Alkernawi started his career in a local bank. He was quickly promoted and became a bank manager at the age of 25. He served as a bank manager for a few years and then went on to politics.

In 1977, he joined the Israeli Labor Party.

In 1989, he ran for office in the city of Rahat. He was not elected, although he became the deputy mayor. In 1993, he was elected for the first time as the Mayor of Rahat. In his first period of office, Rahat's status was changed from a local council to a city.

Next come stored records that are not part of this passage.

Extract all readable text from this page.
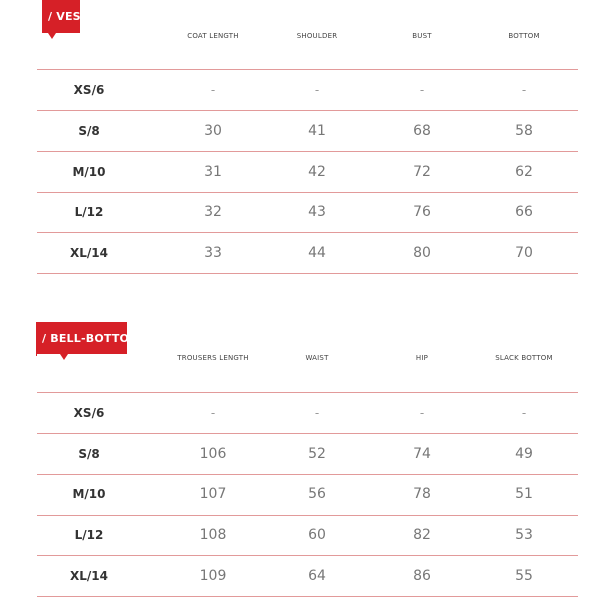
/ VEST
COAT LENGTH	SHOULDER	BUST	BOTTOM
XS/6	-	-	-	-
S/8	30	41	68	58
M/10	31	42	72	62
L/12	32	43	76	66
XL/14	33	44	80	70
/ BELL-BOTTOMS
TROUSERS LENGTH	WAIST	HIP	SLACK BOTTOM
XS/6	-	-	-	-
S/8	106	52	74	49
M/10	107	56	78	51
L/12	108	60	82	53
XL/14	109	64	86	55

In 1994, he participated in the Oslo accords, and was Yitzhak Rabin's advisor as an Arabic-speaking politician.

== Mayoralty ==

=== City size & land ===
During his tenure in Office for the years of 2013-2018, the city grew by 21,000 dunam which meant it doubled its size. This was done by an agreement with a municipality near by to pass land in order for Rahat to grow.

=== Economy ===
The unemployment rate went down from 34% in 2013 to 11% in 2018. Thanks to founding Idan HaNegev and recruiting SodaStream to bring their factory to Rahat and employ over 2,500 employees.

=== Tax collection ===
In 2006, Rahat was able to collect municipality taxes from only 59% of its residents. In 2018, the local municipality collected local tax from 90% of its residents which helped grow its income and budget.

=== Culture ===
Built the first country club (swimming pool and recreational center) in Rahat.

=== Education ===
In terms of education, when he took office in 2013 only 40% of Rahats students finished school with matriculation examination certificate. In 2018, 56% finished with a matriculation examination certificate. In addition, in 2013, only 0.7% of the school students finished with the highest level of English certificate. In 2018, the percentage grew to 8.4%.

=== Tourism ===
In 2015, the municipality cooperating with government ministries started to develop tourists trips in Rahat.

== Personal life ==
Alkernawi lives in Rahat, is married and has six children. He is the brother of Prof. Alean Al Krenawi.

== Political views ==
Alkernawi is known to express his views supporting coexistence living between Arabs and Jews in Israel. He was a member of two different center-left wing parties (Kadima and Labor party).

In 2017, he publicly offered to absorb Syrian refugees to Rahat, and offered them work in the city.